Rockwell continued to associate with magicians, suggesting tricks or presentations. He thought that it was a disadvantage to bill an act as magic; it would be more interesting to call it “Psychology Applied,” or “A Study in Applied Misdirection:” something that intrigued the audience and teased them into watching.

 

He wrote for Fred Allen, and occasionally appeared with him on the radio. He made a brief, unbilled appearance in the movie “The Singing Marine.” For many years he published his gags and jokes in his newsletter, Ye Olde Mustard Plaster, which has been credited as a forerunner to MAD Magazine, and was a columnist for Downeast Magazine. As old Doc was fond of saying:

 

Let joy be unrefined!

Those photos show Doc Rockwell in Hollywood, and his son at party headquarters… which brings us a very weird twist in the story.

George Lincoln Rockwell, Doc’s son, was born in 1918, when his father and mother were both struggling vaudevillians. When he was just six years old his parents divorced and he bounced between them. Doc Rockwell moved to Boothbay Harbor, Maine. Sid Lorraine recalled one of Rockwell’s weird gags for his fellow magicians. He’d talk about his young son, explaining that he didn’t think he’d go into show business. Pulling a photo from his wallet, he’d show the picture of a small, emaciated native boy from a far-away country, from some news source. “He wasn’t feeling too good when I took this picture. I don’t think he’ll amount to much,” he’d blithely say. His friends laughed, but his gag was strangely prophetic, suggesting the careless relationship between father and son.

George Lincoln was enrolled in Brown University, studying philosophy, but he dropped out and joined the Navy, becoming a fighter pilot during World War II. Despite being named for a great American hero, the young man was strangely drawn to the extreme politics of the Nazi party, accepting Hitler as the “white savior.”

 

His son became a personal tragedy for the old vaudevillian, Doc Rockwell. Sid Lorraine remembered that Doc Rockwell denounced his son’s politics at the beginning of the young man’s career, but then stopped talking about it, out of frustration. Soon, the young Rockwell had moved beyond “the farthest fringe of the right wing,” and became a devoted Nazi. George Lincoln’s devotion to the Nazi movement remains a puzzle.

 

Young  Rockwell—the famously awful Rockwell—attended marches, gave speeches, and decried the Civil Rights movement, black citizens, and Judiasm. He also denied that the Holocaust took place. As he insisted:

 

Revolution is a spectator sport. At the end they will choose side with the team that is winning.

 

In 1959 he founded the American Nazi party and was its first leader.
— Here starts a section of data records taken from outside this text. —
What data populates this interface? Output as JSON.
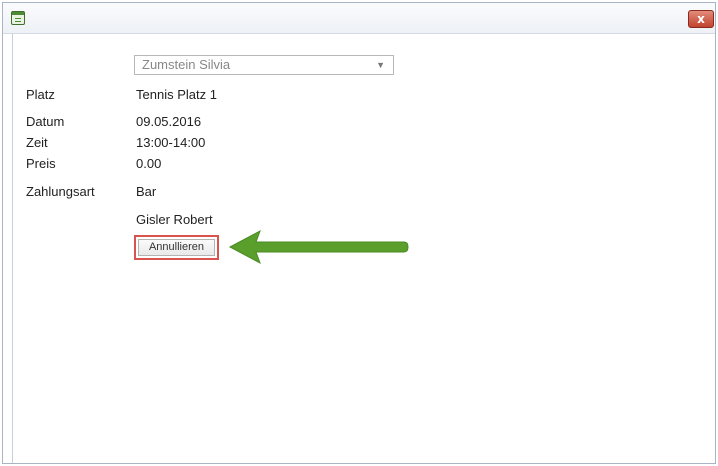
{
  "window": {
    "close_label": "x"
  },
  "form": {
    "member_select": {
      "value": "Zumstein Silvia"
    },
    "fields": [
      {
        "label": "Platz",
        "value": "Tennis Platz 1"
      },
      {
        "label": "Datum",
        "value": "09.05.2016"
      },
      {
        "label": "Zeit",
        "value": "13:00-14:00"
      },
      {
        "label": "Preis",
        "value": "0.00"
      },
      {
        "label": "Zahlungsart",
        "value": "Bar"
      }
    ],
    "booked_by": "Gisler Robert",
    "cancel_label": "Annullieren"
  },
  "colors": {
    "highlight_border": "#d9534f",
    "arrow": "#5a9e2c",
    "close_button": "#c0432f"
  }
}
Rockwell’s taste for boundless, hateful speech earned him notorious celebrity. In 1967, he was shot and killed by a disgruntled former member of  the party who had been rejected by George Lincoln Rockwell for Marxist views. The killing made headlines. 

 

Although Doc continued to be loquacious on many subjects, his friends knew to politely never mention his son. The comedian seems to have made only one brief statement about his son’s  death: “I am not surprised at all. I’ve expected it for quite some time.” Decades earlier, he’d convulsed vaudeville audiences by pointing out how, “up here in the attic,” people collected “all sorts of junk.” By 1967, he’d long been retired from show business, and managed a ramshackle inn in Boothbay Harbor. He caught lobsters, wrote letters, and returned to an old skill, sign painting, to amuse himself. His letterhead read, “Rockwell Signs, Made While you Wait, and Wait and Wait!” 

 

Doc Rockwell—the famously funny Rockwell—died in 1978.